We sent out a number of updates trying to keep you as informed as we could on both the quick moving news affecting your portfolios and the opportunities we see developing. We mentioned how oversold the markets were and that when it hit an inflection point it would release like a stretched out sling shot propelling the markets up as fast as they came down. Tuesday was an inflection point with the Senate finally getting serious and negotiating a strong aid package to help the American people and American businesses.
We also believe expanded rapid testing may allow some areas to open up sooner than some may expect. This coupled with businesses adapting to "social distancing" may help get the country’s economic engine started again sooner than expected. We are seeing business and people alike adapt to "curbside pickup", live-streaming dance lessons, remote public education, new movies released for streaming, etc. This may be classified as the Speedbump recession. We think GDP in Q1 will be a little less than 1% annualized and the GDP for Q2 will be somewhere between -10 to -15%. We do see the GDP for Q3 and Q4 north of 3% based on research we are currently reading. We will keep you posted as things move forward but we think things are moving in the right direction.

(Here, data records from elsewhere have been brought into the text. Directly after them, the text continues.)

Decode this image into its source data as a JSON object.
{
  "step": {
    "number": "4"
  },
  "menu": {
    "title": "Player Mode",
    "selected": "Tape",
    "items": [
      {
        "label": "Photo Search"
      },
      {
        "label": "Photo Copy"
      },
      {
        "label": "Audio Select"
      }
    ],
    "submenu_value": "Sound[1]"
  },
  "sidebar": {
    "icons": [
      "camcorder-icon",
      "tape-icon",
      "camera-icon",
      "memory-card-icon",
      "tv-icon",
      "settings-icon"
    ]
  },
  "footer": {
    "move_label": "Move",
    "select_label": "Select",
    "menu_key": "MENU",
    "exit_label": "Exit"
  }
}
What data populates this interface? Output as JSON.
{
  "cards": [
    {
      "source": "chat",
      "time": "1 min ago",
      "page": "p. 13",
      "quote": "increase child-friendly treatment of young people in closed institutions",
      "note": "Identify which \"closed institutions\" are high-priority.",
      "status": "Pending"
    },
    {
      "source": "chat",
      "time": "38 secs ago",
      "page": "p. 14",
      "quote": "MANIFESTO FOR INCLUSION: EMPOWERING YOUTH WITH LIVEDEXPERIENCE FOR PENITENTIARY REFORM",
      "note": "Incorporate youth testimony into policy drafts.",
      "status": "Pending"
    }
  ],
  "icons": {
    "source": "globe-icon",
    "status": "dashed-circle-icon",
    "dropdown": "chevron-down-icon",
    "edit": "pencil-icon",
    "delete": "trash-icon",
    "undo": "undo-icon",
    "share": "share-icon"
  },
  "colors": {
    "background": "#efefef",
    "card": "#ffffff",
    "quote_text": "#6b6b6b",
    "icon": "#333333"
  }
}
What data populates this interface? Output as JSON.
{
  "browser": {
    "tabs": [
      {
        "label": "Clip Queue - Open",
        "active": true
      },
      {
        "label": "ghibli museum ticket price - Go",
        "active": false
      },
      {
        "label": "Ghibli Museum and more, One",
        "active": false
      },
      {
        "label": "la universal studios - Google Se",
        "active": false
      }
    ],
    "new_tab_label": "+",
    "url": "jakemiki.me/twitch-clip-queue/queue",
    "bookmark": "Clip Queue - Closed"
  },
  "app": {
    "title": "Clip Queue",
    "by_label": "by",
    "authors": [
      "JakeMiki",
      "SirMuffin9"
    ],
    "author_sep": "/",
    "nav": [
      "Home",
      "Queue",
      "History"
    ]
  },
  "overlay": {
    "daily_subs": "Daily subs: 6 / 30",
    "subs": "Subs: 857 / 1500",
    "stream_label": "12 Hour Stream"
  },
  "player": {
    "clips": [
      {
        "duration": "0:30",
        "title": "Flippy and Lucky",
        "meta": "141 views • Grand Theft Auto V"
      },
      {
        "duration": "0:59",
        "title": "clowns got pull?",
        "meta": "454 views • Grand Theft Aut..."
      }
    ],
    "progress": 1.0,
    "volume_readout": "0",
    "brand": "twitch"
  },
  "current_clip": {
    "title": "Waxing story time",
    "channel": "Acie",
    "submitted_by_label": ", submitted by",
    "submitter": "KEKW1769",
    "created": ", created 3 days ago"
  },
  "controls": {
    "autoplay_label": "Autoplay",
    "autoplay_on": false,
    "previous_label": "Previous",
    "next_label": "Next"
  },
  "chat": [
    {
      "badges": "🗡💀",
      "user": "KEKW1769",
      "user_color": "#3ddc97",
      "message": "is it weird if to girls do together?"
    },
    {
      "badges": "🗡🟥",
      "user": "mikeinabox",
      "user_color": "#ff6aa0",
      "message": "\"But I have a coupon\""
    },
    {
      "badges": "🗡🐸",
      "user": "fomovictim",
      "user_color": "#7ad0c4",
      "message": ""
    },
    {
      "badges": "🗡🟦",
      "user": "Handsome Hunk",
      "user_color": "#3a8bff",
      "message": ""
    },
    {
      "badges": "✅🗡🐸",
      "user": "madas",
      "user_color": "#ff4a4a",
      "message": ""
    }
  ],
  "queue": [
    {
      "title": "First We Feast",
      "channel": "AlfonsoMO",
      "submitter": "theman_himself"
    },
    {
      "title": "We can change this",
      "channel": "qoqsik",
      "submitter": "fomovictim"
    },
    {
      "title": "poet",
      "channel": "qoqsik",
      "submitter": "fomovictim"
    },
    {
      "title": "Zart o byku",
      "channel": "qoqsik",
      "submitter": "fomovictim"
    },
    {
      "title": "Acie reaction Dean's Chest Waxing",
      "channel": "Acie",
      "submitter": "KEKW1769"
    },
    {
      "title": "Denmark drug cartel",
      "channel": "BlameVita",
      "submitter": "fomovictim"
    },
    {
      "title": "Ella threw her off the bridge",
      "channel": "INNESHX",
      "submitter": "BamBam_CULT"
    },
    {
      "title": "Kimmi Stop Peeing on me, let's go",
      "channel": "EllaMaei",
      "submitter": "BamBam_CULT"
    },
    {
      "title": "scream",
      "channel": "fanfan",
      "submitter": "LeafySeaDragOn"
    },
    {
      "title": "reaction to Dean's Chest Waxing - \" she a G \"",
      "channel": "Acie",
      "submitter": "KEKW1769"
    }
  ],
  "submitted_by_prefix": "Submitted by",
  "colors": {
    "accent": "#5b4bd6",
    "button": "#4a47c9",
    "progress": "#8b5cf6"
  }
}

As you saw with yesterday’s new unemployment applications, the shutdown has been swift and ugly just as the markets predicted. We completely expect more ugly economic reports to come, but as you saw yesterday, the markets have much of this bad news is priced in at the current levels. The good news is there is light at the end of the tunnel, and as we said before, we do not think it is a runaway train.
Early data shows that the shelter-in-place initiatives are slowing the spread of the virus. The President and his Coronavirus task force have made great strides in therapeutics and vaccines over the last few weeks. There will be a lot of data for them to review this weekend, and we believe they will start to put policies in place to start opening up some parts of the country sooner than later. Even Governor Cuomo from New York has admitted that the social distancing strategy currently being implemented has its drawbacks, and he is on board with working to find ways to get people back to work. We are fortunate to live in a time when we can adapt to remote work options, food and supply delivery services like Amazon's, and rapidly deployed testing to identify possible solutions to the virus.

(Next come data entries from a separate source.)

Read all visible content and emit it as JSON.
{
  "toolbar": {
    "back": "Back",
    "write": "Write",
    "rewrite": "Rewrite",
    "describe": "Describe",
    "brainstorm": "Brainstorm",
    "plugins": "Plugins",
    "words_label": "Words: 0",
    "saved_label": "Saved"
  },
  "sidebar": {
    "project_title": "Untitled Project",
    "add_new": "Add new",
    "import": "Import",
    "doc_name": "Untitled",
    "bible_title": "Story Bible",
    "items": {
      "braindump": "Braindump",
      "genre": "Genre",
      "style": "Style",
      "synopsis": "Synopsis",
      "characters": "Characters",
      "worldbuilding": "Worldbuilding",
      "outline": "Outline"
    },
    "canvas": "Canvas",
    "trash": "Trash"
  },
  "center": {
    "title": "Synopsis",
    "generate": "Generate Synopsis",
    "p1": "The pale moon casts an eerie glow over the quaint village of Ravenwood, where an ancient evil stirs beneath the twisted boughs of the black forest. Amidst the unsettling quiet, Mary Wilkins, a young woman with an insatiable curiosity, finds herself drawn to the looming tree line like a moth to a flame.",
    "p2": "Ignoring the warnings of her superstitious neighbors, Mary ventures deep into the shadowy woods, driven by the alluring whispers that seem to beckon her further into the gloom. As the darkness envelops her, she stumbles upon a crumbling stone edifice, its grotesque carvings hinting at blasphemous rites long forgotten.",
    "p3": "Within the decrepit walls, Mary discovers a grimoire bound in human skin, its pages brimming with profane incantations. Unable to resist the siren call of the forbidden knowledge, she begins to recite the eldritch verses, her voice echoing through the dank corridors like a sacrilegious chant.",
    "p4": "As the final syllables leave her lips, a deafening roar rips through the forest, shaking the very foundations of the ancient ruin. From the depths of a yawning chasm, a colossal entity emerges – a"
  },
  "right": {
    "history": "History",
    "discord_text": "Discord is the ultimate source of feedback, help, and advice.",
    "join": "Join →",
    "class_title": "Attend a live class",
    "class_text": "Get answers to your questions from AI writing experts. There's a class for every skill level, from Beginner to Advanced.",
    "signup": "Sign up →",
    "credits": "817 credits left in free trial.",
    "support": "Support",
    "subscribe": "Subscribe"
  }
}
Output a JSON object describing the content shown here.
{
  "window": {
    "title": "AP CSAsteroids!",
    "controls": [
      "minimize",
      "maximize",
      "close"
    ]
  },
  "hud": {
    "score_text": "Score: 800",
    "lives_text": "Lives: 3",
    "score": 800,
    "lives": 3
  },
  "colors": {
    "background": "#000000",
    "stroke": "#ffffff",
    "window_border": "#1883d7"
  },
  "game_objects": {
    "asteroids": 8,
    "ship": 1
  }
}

Our rebalancing strategy has worked well moving into areas of the market where we see value in at this time. We will continue to make adjustments to the portfolios in the next few weeks.
On a personal note. We hope you and your families are staying safe and actually taking time to spend together and reconnect. We have such busy lives that we often neglect the things that we most cherish. Take time now, because when we are all sent to go back to work, we will all probably be running to make up for the lack of productivity over the last few weeks.